Phinehas Took the Spear and God Gave Him Peace
Phinehas kills Zimri during a plague. Twelve miracles keep him alive mid-kill, and the tribes put him on trial before God grants him a covenant of peace.
Table of Contents
The Man Walking Toward the Tent
The elders were still arguing about whether Zimri was liable for death when Phinehas stood up from the congregation. He did not wait for the argument to resolve. He hid the iron point of his spear in the folds of his garment, let the wooden shaft trail behind him like a walking staff, and moved through the camp toward the tent where Zimri had brought Cozbi. The scholars were still discussing. Phinehas was already moving.
Midrash Tanchuma asks why the Torah says Phinehas saw, as though the seeing needed explanation. Everyone saw. Moses saw. The entire congregation stood at the entrance of the Tent of Meeting and watched Zimri walk past with the Midianite princess. What Phinehas saw was the ruling inside the sight: one who publicly commits this transgression may be struck down by zealots. He did not ask permission. He remembered the halakhah, and the halakhah was already a decision.
What Zimri Said Before the Spear
Midrash Aggadah makes the provocation deliberate and precise. Cozbi was not a random Midianite woman. She was the daughter of Balak, aimed specifically at Moses. Her father's strategy was a theological one: seduce Moses, and all of Israel would fall with him. Zimri had seized her when she refused him at first. He dragged her before Moses and asked the direct question: is she permitted or forbidden? Moses answered that she was forbidden. His hands went slack. Moses, Eleazar, and the elders wept together in public humiliation, and the Holy Spirit cried out over the camp.

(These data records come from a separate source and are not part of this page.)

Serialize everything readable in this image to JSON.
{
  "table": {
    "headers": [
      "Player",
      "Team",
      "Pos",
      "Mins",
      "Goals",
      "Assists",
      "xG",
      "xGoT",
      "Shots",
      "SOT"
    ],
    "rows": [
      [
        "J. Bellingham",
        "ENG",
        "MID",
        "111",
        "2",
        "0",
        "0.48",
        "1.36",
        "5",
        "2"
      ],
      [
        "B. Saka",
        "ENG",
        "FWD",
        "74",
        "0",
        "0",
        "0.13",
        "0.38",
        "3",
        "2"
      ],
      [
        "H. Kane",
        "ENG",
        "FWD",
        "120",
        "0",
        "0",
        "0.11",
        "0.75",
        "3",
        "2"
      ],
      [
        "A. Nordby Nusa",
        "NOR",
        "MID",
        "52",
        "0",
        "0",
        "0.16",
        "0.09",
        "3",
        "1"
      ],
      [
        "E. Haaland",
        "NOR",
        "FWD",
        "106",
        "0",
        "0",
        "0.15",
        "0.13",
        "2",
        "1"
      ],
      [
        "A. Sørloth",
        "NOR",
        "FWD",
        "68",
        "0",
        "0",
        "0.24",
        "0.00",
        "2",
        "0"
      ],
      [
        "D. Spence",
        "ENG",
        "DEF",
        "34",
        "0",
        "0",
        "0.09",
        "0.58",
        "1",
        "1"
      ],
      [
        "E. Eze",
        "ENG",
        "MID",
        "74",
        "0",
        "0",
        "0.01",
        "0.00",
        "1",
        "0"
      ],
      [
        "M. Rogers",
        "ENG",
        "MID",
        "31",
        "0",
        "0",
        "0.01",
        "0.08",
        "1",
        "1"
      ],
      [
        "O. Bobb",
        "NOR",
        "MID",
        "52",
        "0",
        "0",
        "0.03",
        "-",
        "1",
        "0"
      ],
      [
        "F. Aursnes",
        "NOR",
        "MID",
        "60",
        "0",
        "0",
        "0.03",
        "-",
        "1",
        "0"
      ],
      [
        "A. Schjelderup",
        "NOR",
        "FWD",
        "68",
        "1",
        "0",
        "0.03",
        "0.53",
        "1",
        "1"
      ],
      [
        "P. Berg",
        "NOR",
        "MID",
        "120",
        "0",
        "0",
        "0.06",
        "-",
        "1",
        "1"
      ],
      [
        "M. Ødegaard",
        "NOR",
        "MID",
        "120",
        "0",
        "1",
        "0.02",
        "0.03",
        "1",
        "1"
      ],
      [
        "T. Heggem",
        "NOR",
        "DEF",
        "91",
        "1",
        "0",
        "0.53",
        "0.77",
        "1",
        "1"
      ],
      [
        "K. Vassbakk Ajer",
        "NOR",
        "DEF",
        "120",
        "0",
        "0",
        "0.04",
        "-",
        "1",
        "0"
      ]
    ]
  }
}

Targum Jonathan adds Zimri's spoken challenge to Moses: what is wrong with taking her? Did you not yourself take a Midianite, the daughter of Jethro? Moses stood silent. The question had its own weight. Zimri was pressing the legal ambiguity in public, with Phinehas watching, with the plague already moving through the camp.
Twelve Miracles Mid-Kill
What happened next required divine intervention to remain possible at all. Targum Jonathan counts twelve miracles that kept Phinehas alive between the moment he entered the tent and the moment he came out. The angel of death, assigned to Zimri, was redirected. Cozbi could not cry out. The wound did not bleed outward. Phinehas lifted both bodies on the spear without losing his footing or his grip. He carried them to the door and showed the congregation. The Midianite witnesses who had gathered did not attack him. The plague stopped at exactly twenty-four thousand dead, its number already fixed, and the count closed the moment the spear completed its thrust.
Without those miracles the zealot act would have been murder. Zimri's tribe and the Midianite contingent were both in the camp with weapons. Phinehas came out standing because the same God who would later give him a covenant of peace had already protected the act that made the covenant necessary.
The Trial and the Genealogy
Zimri was a prince of the tribe of Simeon. When his body appeared on the spear, the camp did not cheer. The tribes turned on Phinehas. He is the son of Puti, they said, the one whose mother's grandfather fattened calves for idol worship. The blood of idol-keepers, and he dares to kill a chieftain of Israel. Midrash Tanchuma Buber on Pinchas asks why Scripture stops to trace Phinehas's lineage right after the spear is drawn. The answer is that the tribes had just tried to bury him under his mother's ancestry, to make his act look like atavism rather than zeal.
So God supplied the counter-genealogy publicly, in the text of the Torah: Phinehas son of Eleazar son of Aaron the priest. His father's line was what mattered, the line of the High Priest, the line that ran from Aaron who had atoned for Israel since the desert. Phinehas was not acting from his mother's side. He was acting as a priest should act when no one else would. The covenant of peace God gave him afterward was not a pardon. It was a recognition.
The Covenant and What It Guaranteed
Midrash Aggadah on the covenant explains the measure-for-measure logic. Phinehas made peace between God and Israel when the plague was consuming the camp. Because he brought peace between them, God gave him peace for himself. Sifrei Bamidbar adds the content: the covenant of eternal priesthood meant the twenty-four priestly gifts, the specific allocations and honors given to the kohanim. The zeal that looked violent from outside was read from inside the covenant as the act that stopped the destruction. God's wrath had been burning against Israel. Phinehas stood in it and it stopped at him.